# Fisheeey Died : (



## Perry the platypus (Aug 20, 2012)

Fisheeey (fishy) passed this morning. http://www.bettafish.com/showthread.php?t=125281
My dad picked me up after school and he told me that the goldfish died. I felt really bad because we were trying to save him from fin rot. He wasn't strong enough to pull through. Here's what the fin rot looked like: 







S.I.P, Fisheeey. :sob::sob::sob::sob::sob::sob::BIGweepy:


----------



## Perry the platypus (Aug 20, 2012)

No one cares?!?!


----------



## Little Leaf (Jul 7, 2012)

aww... I'm so sorry for your loss


----------



## eatmice2010 (Jan 1, 2013)

Thats horrible, We all feel your loss I hope you feel better


----------



## Perry the platypus (Aug 20, 2012)

*sniff* Thanks.


----------



## Newbettamommy13 (Jan 21, 2013)

Aww, so sorry about your fishy  .I know what that's like, I recently had to say good bye to my little calico fantail golsfish, pizza. He was VERY special to me, he was with me for almost 3 years. Hope you feel better.


----------



## Indigo Betta (Sep 27, 2012)

Poor Fisheeey:-( Don't feel bad, you did everything you could for him. Can tell you loved him a lot.


----------



## Dogstar64 (Oct 19, 2012)

Perry the platypus said:


> No one cares?!?!


Of course we care (((hugs))). I'm so sorry, and the first person to say "it's only a fish" you can kick up the bum from me!


----------



## funkman262 (Jan 12, 2013)

It's only a fish


----------



## eatmice2010 (Jan 1, 2013)

O.O


----------



## efg321 (Jan 11, 2013)

Sorry for your lost, but your efforts to help should be noted as praiseworty.... Any other fish still @ home?


----------



## fishy314 (Nov 8, 2012)

funkman262 said:


> It's only a fish


-1


----------



## Dogstar64 (Oct 19, 2012)

funkman262 said:


> It's only a fish


kindly consider your bum kicked ;-)


----------



## Perry the platypus (Aug 20, 2012)

efg321 said:


> Sorry for your lost, but your efforts to help should be noted as praiseworty.... Any other fish still @ home?

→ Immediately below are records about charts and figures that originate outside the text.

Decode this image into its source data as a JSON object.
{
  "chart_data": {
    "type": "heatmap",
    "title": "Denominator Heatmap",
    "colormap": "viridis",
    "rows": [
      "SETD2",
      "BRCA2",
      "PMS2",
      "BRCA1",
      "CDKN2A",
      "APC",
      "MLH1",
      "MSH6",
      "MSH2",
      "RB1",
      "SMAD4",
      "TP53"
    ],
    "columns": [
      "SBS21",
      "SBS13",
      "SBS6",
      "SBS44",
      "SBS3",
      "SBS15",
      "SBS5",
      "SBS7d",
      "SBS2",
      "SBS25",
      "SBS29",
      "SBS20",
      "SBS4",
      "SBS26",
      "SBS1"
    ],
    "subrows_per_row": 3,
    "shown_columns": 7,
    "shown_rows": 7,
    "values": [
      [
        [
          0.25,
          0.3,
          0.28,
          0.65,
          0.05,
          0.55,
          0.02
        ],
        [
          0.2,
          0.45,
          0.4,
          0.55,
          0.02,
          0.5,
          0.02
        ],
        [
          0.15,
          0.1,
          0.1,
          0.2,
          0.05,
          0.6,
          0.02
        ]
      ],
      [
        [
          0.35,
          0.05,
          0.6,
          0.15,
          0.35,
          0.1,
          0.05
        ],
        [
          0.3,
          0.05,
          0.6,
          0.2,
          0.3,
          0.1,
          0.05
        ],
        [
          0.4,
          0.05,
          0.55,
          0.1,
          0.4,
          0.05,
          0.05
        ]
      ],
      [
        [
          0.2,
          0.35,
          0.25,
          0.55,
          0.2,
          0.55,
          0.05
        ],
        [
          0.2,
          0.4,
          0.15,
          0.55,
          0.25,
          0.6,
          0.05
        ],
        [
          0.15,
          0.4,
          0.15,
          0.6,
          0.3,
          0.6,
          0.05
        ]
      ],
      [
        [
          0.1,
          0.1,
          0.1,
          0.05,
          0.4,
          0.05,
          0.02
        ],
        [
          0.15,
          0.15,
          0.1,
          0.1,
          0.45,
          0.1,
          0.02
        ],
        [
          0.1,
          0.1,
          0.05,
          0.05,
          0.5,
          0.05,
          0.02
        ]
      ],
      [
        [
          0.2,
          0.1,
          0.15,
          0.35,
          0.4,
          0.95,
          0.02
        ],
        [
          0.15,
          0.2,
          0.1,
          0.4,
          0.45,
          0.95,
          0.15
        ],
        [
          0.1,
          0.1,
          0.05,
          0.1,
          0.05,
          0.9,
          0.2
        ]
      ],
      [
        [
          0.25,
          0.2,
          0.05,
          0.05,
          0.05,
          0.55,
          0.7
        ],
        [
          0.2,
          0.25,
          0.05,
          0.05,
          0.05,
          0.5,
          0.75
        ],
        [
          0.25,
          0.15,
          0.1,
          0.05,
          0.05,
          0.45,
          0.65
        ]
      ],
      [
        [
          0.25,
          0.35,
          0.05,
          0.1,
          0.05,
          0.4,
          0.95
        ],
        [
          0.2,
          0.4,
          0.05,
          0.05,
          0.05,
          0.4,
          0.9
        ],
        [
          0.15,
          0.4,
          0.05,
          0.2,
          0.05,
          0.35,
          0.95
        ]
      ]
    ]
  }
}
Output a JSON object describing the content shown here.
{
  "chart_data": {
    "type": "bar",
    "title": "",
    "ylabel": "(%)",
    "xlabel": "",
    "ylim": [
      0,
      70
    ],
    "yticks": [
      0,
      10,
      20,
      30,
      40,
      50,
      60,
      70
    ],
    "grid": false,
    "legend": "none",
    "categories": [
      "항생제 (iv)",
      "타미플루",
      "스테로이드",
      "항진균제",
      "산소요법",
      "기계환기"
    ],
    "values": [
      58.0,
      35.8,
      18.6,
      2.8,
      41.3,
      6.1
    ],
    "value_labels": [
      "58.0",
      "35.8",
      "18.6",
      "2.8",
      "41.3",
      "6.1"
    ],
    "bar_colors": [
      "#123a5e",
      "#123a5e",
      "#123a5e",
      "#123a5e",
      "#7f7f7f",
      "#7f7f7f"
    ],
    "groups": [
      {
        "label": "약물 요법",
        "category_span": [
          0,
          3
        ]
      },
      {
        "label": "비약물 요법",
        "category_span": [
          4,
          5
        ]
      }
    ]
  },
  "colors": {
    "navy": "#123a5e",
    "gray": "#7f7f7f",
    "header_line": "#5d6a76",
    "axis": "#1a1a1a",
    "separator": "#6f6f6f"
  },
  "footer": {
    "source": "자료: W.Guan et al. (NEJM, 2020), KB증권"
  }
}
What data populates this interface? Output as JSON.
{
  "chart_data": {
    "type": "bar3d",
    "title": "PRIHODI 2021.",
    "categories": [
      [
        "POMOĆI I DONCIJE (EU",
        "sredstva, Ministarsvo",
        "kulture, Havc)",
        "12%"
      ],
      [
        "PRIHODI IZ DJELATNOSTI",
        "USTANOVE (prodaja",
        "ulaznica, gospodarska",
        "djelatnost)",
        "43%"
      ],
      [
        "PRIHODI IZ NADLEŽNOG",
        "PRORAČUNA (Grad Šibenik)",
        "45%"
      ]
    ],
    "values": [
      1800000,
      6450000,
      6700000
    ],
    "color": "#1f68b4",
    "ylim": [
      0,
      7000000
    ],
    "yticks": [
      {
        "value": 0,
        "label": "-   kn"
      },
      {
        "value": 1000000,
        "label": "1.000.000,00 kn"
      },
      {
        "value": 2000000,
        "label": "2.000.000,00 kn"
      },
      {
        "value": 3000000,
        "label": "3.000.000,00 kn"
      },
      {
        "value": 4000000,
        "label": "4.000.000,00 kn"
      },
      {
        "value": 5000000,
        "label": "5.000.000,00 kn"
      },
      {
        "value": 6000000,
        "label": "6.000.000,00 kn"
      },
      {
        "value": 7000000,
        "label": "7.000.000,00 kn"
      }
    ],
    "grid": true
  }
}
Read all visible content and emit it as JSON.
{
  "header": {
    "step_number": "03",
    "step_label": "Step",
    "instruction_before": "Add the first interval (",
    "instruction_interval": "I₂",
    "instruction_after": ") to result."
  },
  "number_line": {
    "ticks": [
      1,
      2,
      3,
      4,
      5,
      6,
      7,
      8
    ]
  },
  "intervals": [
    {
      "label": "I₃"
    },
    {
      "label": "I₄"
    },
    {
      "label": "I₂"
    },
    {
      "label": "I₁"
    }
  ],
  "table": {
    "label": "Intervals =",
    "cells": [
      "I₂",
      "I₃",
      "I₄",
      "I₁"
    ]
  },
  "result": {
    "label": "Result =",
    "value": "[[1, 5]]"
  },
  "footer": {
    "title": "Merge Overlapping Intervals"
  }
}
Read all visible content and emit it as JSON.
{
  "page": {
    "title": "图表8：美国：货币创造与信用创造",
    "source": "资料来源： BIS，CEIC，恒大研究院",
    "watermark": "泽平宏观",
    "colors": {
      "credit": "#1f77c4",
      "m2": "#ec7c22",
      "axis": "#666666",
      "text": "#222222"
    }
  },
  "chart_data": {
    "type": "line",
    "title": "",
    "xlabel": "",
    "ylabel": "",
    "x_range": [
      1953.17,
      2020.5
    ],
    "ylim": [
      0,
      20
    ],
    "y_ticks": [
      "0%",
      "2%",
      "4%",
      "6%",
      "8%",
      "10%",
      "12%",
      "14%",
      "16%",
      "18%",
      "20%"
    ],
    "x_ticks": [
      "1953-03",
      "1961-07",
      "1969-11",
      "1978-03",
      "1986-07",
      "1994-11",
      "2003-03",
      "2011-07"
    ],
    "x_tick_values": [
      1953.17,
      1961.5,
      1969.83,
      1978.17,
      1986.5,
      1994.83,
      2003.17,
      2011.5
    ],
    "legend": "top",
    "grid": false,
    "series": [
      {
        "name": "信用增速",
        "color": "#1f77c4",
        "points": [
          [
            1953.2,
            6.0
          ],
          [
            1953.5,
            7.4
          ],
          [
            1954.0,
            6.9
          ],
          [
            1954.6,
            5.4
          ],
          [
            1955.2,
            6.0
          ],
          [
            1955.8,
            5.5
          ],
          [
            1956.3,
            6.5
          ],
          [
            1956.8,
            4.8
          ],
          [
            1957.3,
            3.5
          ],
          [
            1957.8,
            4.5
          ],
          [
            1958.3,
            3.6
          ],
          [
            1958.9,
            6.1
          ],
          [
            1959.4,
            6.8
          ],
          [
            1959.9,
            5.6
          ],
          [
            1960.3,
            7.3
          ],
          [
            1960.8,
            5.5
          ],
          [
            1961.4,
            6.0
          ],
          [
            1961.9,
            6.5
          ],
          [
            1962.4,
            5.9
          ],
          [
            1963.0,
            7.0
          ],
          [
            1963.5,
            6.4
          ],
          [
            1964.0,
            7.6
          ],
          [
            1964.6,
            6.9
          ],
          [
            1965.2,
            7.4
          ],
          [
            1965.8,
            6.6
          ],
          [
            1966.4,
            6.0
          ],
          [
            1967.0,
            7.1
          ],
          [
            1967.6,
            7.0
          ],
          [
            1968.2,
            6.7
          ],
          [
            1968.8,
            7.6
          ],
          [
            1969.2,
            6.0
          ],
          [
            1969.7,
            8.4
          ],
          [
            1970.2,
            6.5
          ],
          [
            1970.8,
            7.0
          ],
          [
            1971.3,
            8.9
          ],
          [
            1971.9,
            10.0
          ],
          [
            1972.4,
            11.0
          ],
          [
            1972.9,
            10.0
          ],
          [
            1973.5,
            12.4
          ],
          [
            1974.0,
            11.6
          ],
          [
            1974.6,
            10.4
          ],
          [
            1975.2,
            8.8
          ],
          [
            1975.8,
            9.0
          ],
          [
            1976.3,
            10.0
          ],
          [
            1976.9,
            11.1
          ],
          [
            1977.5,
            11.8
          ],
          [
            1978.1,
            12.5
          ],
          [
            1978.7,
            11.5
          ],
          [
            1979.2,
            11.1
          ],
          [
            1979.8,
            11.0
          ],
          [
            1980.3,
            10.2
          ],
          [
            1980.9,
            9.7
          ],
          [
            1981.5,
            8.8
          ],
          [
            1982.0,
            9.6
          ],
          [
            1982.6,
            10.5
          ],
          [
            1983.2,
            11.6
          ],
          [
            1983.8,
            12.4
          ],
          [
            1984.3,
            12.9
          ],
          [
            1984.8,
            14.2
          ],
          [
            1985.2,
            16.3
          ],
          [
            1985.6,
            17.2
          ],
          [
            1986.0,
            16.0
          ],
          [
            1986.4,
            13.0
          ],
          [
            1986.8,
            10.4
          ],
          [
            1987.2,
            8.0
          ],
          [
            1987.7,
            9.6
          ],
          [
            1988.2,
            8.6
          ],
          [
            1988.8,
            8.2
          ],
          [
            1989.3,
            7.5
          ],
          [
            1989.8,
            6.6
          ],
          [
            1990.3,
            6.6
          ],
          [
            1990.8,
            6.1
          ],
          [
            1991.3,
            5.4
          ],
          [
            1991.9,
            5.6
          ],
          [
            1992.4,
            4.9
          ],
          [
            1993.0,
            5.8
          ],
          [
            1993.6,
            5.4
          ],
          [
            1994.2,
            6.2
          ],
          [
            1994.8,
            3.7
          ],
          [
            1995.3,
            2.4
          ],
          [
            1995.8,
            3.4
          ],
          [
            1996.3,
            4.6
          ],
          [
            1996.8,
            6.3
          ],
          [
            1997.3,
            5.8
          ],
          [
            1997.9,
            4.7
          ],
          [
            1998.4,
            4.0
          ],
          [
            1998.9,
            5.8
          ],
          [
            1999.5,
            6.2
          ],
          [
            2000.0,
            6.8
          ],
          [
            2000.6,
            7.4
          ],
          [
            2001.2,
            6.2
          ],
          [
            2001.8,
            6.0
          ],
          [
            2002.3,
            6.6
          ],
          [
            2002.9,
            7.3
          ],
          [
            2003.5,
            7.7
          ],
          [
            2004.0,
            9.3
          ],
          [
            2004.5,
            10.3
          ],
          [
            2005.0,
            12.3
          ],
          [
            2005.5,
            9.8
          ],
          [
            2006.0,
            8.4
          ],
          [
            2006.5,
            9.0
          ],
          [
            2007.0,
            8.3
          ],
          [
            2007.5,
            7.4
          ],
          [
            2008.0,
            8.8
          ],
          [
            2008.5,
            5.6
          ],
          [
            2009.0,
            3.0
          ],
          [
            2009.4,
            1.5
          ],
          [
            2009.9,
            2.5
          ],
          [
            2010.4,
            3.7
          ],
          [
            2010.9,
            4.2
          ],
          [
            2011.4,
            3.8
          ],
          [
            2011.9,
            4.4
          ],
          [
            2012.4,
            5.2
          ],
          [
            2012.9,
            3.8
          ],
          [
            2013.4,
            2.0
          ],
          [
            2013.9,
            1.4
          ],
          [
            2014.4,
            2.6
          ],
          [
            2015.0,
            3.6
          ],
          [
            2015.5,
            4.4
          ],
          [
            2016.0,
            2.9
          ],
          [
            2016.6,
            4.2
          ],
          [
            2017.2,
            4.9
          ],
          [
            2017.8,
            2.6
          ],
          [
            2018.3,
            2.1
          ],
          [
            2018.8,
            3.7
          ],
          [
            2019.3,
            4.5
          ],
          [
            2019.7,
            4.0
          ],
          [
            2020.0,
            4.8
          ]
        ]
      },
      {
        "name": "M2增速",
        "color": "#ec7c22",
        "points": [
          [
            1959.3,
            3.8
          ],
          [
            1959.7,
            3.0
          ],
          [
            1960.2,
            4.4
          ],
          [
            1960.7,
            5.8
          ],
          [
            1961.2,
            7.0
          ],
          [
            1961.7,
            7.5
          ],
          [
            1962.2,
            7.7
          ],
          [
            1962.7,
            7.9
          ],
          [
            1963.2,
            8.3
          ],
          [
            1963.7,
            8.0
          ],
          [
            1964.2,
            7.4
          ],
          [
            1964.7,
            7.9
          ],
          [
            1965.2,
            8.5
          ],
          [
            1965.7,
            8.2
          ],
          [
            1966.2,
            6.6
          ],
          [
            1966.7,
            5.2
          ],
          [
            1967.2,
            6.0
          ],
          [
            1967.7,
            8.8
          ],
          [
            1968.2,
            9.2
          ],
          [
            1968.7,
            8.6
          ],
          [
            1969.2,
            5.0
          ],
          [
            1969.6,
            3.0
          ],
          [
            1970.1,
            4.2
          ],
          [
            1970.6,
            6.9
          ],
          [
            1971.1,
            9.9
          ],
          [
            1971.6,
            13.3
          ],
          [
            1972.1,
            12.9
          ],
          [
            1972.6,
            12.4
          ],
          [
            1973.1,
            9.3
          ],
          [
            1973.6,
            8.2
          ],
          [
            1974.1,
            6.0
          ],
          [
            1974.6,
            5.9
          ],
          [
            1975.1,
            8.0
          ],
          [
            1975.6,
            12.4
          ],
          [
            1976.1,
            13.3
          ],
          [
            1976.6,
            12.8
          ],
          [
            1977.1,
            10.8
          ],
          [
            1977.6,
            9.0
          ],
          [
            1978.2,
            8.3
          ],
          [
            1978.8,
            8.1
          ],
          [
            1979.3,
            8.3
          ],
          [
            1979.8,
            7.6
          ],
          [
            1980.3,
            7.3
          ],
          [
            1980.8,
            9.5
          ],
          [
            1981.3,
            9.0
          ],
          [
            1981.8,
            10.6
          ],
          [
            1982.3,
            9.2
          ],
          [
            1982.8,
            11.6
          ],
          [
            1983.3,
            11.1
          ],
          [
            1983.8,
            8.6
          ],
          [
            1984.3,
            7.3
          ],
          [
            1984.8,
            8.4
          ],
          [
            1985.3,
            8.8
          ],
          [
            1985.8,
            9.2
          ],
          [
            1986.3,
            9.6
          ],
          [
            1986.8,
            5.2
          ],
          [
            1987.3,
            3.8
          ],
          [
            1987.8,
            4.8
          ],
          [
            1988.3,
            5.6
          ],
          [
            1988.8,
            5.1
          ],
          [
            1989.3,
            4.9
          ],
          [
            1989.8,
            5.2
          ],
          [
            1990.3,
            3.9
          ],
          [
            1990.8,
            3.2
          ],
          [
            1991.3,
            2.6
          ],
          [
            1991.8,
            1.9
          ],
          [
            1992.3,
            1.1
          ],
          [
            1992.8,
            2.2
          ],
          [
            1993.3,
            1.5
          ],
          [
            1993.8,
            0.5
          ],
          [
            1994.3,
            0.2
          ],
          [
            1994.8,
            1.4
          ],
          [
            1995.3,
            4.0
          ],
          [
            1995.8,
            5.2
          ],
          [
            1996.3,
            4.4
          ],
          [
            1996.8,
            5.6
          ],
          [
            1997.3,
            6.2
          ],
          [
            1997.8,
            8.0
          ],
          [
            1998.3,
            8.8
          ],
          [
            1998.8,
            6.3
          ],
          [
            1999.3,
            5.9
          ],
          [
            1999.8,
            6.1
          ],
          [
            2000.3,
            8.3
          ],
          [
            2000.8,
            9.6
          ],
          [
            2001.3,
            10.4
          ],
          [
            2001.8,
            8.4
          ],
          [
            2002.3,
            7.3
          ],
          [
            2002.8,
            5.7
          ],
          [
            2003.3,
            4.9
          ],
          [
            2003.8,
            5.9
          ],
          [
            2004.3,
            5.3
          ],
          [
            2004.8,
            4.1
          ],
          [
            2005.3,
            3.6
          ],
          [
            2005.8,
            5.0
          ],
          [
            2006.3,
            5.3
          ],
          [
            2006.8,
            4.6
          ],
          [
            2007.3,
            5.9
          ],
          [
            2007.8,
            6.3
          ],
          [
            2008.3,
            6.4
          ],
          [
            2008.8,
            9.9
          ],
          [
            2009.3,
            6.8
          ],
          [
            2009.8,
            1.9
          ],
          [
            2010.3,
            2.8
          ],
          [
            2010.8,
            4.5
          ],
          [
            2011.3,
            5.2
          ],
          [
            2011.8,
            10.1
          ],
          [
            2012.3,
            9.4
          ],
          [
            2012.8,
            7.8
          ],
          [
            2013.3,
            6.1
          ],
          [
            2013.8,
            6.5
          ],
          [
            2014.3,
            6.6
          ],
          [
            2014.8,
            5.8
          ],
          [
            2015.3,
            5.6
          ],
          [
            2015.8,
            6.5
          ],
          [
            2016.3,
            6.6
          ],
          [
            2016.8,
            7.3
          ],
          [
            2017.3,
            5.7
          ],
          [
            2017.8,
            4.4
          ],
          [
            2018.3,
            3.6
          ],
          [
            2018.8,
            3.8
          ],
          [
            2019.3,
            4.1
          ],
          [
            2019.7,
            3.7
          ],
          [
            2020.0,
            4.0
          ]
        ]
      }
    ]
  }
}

Still four more goldfish and a betta. :|


----------



## Perry the platypus (Aug 20, 2012)

funkman262 said:


> It's only a fish


O-O *bursts into tears*


----------



## Perry the platypus (Aug 20, 2012)

fishy314 said:


> -1





D:


----------



## eatmice2010 (Jan 1, 2013)

no i think the (-1) means he's against it. And funkman262, this is a thread about perry's fish dieing, so now is deferentially not the time and place for that.


----------



## fishy314 (Nov 8, 2012)

eatmice2010 said:


> no i think the (-1) means he's against it. And funkman262, this is a thread about perry's fish dieing, so now is deferentially not the time and place for that.


That's exactly what I mean. +1 means good post, -1 means bad post.


----------



## Perry the platypus (Aug 20, 2012)

Oh.


----------



## Saphira101 (Nov 14, 2012)

funkman262 said:


> It's only a fish


Don't listen to him ^

I'm sorry for your loss. :-(


----------



## Perry the platypus (Aug 20, 2012)

Thanks, everyone. I appreciate it. :|


----------



## Sakura8 (May 12, 2011)

My condolences, Perry.


----------



## dramaqueen (Jul 7, 2008)

I'm so sorry for your loss.


----------



## Perry the platypus (Aug 20, 2012)

Thank you. My life is overloaded with pain and agony.


----------